Associazione Agricoltura Biodinamica Italiana
ESPERIENZA AL DOTTENFELDERHOF

ESPERIENZA AL DOTTENFELDERHOF

di Luca Margoni Bastian e Andrej Drosghig

 

Come tutte le migliori avventure, anche questa nasce dalla curiosità, quella di due amici di vedere

un’azienda effettivamente diversa dall’idea che si ha normalmente di azienda agricola: su oltre 100 ettari coesistono orticoltura, frutticoltura, cerealicoltura, allevamento di bovini, suini e galline ovaiole, seguendo uno dei principi base dell’agricoltura biodinamica che è quello di avere aziende che siano organismi a ciclo il

più possibile chiuso. In tutti questi campi si fa inoltre ricerca ed è presente una scuola di agricoltura biodinamica; le materie prime vengono trasformate in azienda, con una latteria che produce vari tipi di formaggi, una panetteria, una pasticceria e un ristorante-bar; i prodotti sono commercializzati in un piccolo supermercato che vende anche altri prodotti bio e biodinamici.

L’odierna azienda venne fondata nel 1968 in un ex monastero cistercense, citato già prima del 1000, da alcune famiglie riunite in una speciale organizzazione sociale che si volevano dedicare all’agricoltura biodinamica. Già in precedenza, dal 1946 al ‘58, si era praticata l’agricoltura biodinamica. Negli anni ’80 sorse la scuola. La scuola offre un corso annuale e alcuni corsi intensivi in gennaio. Questo fatto fa sì che nell’azienda si trovino molte persone giovani; inoltre, ci sono molti che fanno tirocini, o semplicemente prestano volontariamente la propria opera in cambio di vitto e alloggio – con eventuali modici rimborsi spese.

Così abbiamo fatto anche noi: tramite il contatto con Martin von Mackensen, coordinatore della scuola di agricoltura biodinamica, abbiamo potuto trascorrere cinque settimane intense, tra luglio agosto, dove abbiamo lavorato a fianco di persone di indubbia competenza nel settore che ci interessava: Luca nell’avicoltura, Andrej nell’orticoltura.

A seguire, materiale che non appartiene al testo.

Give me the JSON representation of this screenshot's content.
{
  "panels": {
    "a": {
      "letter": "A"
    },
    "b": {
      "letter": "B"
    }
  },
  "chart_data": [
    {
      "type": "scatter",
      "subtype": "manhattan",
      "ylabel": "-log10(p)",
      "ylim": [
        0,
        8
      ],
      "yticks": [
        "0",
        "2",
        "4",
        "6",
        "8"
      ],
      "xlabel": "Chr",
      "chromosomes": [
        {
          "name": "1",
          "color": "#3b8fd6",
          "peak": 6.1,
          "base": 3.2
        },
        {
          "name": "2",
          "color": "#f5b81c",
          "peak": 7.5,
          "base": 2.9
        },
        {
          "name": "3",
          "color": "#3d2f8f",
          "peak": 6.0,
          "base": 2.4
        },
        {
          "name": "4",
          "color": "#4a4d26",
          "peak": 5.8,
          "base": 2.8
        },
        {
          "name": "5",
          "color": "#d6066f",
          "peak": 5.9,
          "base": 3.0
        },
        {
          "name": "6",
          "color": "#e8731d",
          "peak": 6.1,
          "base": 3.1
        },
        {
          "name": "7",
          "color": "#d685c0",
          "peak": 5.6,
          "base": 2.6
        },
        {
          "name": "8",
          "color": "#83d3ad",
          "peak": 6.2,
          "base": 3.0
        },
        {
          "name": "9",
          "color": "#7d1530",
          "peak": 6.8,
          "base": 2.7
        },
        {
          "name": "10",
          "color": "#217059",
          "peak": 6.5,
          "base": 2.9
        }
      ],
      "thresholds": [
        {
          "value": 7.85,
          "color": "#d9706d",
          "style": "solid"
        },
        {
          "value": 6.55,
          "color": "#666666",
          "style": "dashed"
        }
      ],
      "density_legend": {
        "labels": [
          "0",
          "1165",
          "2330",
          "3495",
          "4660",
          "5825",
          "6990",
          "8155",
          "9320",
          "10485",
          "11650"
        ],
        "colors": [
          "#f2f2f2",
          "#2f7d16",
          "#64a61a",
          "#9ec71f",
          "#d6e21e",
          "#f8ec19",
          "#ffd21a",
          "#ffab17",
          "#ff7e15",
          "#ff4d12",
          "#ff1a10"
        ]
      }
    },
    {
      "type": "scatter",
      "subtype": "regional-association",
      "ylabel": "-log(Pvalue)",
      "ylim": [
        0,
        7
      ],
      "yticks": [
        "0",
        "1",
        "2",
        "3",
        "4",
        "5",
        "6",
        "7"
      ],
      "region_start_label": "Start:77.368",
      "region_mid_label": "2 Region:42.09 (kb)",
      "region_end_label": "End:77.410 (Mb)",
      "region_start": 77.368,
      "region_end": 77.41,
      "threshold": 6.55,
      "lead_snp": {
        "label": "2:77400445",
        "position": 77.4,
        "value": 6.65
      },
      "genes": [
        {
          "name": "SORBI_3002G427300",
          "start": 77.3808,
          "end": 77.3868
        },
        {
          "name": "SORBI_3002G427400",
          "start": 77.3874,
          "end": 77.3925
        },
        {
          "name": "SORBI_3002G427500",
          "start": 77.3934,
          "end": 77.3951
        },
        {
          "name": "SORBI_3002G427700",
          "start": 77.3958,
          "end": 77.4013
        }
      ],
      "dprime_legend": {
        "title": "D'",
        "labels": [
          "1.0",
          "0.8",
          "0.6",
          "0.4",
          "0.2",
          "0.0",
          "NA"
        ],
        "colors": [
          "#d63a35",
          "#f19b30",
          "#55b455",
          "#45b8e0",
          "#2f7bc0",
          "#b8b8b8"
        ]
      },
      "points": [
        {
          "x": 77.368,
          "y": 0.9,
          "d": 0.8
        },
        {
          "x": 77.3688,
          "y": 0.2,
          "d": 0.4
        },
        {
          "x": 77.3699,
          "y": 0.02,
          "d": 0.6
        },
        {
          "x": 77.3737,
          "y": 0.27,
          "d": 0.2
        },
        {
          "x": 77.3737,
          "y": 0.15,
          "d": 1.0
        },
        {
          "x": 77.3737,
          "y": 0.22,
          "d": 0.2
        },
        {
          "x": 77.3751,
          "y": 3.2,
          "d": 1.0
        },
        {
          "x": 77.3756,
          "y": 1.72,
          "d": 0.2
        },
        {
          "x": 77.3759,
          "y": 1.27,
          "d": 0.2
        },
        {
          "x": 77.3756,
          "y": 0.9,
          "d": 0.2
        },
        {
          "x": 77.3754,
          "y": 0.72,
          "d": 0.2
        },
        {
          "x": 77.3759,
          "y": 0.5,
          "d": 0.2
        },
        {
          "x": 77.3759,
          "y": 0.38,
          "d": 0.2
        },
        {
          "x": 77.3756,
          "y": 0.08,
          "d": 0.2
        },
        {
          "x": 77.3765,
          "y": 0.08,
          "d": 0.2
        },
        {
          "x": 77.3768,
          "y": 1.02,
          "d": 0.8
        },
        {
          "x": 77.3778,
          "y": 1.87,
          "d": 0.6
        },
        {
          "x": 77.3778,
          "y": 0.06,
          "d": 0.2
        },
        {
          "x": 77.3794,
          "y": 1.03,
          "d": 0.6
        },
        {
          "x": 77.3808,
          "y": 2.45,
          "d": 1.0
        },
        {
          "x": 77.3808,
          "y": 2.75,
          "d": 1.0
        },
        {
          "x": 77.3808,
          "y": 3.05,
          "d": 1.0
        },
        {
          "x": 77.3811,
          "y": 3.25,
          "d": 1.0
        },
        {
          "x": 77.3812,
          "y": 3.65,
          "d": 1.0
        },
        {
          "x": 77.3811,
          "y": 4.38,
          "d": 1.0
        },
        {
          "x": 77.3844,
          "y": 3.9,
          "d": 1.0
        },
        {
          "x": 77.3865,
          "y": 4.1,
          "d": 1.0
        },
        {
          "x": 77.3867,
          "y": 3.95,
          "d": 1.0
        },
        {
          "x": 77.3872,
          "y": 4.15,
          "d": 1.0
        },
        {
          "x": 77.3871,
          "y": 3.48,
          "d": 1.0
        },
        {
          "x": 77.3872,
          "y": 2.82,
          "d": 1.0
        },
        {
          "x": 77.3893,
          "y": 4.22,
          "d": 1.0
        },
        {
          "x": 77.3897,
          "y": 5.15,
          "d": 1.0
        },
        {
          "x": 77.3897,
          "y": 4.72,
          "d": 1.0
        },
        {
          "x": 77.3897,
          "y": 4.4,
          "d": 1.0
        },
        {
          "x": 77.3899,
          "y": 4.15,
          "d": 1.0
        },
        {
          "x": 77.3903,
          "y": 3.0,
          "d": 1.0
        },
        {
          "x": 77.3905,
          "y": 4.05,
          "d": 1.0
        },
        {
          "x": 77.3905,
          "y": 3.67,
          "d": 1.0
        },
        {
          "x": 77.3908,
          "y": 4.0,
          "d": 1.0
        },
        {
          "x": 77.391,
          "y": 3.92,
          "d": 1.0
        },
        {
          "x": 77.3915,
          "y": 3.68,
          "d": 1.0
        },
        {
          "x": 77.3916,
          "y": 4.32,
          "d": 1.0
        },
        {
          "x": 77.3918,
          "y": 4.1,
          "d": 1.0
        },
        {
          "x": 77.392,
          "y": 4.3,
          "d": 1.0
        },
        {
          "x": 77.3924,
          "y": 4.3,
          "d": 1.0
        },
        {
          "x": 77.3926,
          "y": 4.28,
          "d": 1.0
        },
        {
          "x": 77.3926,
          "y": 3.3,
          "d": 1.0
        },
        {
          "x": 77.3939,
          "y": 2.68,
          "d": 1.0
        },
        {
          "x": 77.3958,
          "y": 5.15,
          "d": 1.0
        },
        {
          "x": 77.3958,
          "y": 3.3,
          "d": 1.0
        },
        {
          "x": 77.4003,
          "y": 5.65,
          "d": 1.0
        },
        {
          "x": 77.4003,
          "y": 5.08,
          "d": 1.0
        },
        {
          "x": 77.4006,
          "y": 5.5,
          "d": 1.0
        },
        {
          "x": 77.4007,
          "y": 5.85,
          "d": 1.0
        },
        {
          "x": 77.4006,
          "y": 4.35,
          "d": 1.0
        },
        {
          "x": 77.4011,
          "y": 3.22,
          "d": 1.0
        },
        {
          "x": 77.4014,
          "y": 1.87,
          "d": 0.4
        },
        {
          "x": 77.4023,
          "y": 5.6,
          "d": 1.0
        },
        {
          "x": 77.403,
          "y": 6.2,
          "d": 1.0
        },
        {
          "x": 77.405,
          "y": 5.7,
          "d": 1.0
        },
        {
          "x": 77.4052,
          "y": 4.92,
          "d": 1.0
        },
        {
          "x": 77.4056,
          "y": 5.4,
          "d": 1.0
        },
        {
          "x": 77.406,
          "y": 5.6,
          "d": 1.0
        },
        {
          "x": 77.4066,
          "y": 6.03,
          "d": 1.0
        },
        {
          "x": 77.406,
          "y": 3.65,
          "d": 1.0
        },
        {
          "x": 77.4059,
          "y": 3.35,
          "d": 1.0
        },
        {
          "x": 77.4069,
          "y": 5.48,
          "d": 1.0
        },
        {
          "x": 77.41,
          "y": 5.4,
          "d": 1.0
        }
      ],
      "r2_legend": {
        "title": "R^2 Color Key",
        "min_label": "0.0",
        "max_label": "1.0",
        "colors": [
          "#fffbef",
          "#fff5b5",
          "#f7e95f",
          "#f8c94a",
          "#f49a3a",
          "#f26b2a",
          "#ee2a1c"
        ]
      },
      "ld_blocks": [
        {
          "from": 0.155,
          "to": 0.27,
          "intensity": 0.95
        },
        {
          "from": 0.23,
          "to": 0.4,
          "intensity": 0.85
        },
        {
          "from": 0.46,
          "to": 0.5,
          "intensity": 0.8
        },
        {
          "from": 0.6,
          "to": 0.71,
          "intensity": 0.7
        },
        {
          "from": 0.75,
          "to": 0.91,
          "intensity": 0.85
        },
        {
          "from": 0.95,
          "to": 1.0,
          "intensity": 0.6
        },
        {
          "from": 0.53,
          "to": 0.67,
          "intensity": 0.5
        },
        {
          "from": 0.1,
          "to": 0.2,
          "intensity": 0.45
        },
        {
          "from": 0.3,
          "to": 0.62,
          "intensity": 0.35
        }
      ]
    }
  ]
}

La presenza della scuola e la fama dell’azienda fa sì che ci sia gente da molti posti diversi e l’esperienza è culturalmente ancora più interessante. Senz’altro, la seconda lingua più parlata al Dottenfelder Hof è lo spagnolo, dovuta ai vari sudamericani e, chiaramente, a spagnoli, inoltre vi sono rappresentanze statunitensi, canadesi e perfino giapponesi e, logicamente, altri italiani. Questo a suggerire che in alcune aree del mondo questo modo diverso di vivere l’agricoltura sta suscitando maggiore interesse. Qualcosa di

speciale è anche l’abituale incontro mattutino per riassumere quanto fatto nella giornata precedente e programmare i lavori della giornata, chiamatasi “Arbeitsbechprechung”(programmazione dei lavori), che si svolge ogni mattina alle 07:45 e a cui partecipano tutte le persone dei vari settori agricoli. Tra le altre cose, l’azienda non è solo un luogo dove la gente si raduna a lavorare, ma dove vengono condivisi – in assoluta libertà – anche altri momenti della giornata: i pasti e varie attività di socializzazione. Tutto ciò rende l’azienda un

microcosmo visibilmente diverso rispetto alla realtà circostante: c’è un’effettiva attenzione verso le persone e una gran fiducia reciproca, tanto che non è uso comune chiudersi a chiave nemmeno la notte.

Il lato discutibile di questa azienda è simboleggiato dal colpo d’occhio che si nota nel parcheggio davanti al negozio: quelle dei clienti che vengono a fare le spese sono quasi tutte automobili di grossa cilindrata e un certo valore, indice che probabilmente i prodotti di qualità non sono ancora alla portata di tutti. Viene il dubbio che l’esistenza di un’azienda del genere non sia possibile in Paesi economicamente meno floridi e lontano da grandi città – Bad Vilbel si trova a circa 20 km da Francoforte, la capitale finanziaria d’Europa.

Andrej: dell’azienda mi è rimasta l’impressione della gran quantità di macchine agricole usate; ciò senza trascurare l’apporto umano delle singole persone, le cui opinioni venivano continuamente considerate.

Luca: a me invece è piaciuto vedere come giorno dopo giorno il mio lavoro con le galline migliorava, in quanto riuscivo a capire meglio cosa si faceva bene e cosa si poteva migliorare, apprezzando gli animali quasi come dei colleghi o meglio colleghe. Inoltre mi è rimasta molto positiva l’immagine delle persone, molto educate, che magari pur non conoscendomi, vedendomi passare mi salutavano, quasi fossimo amici.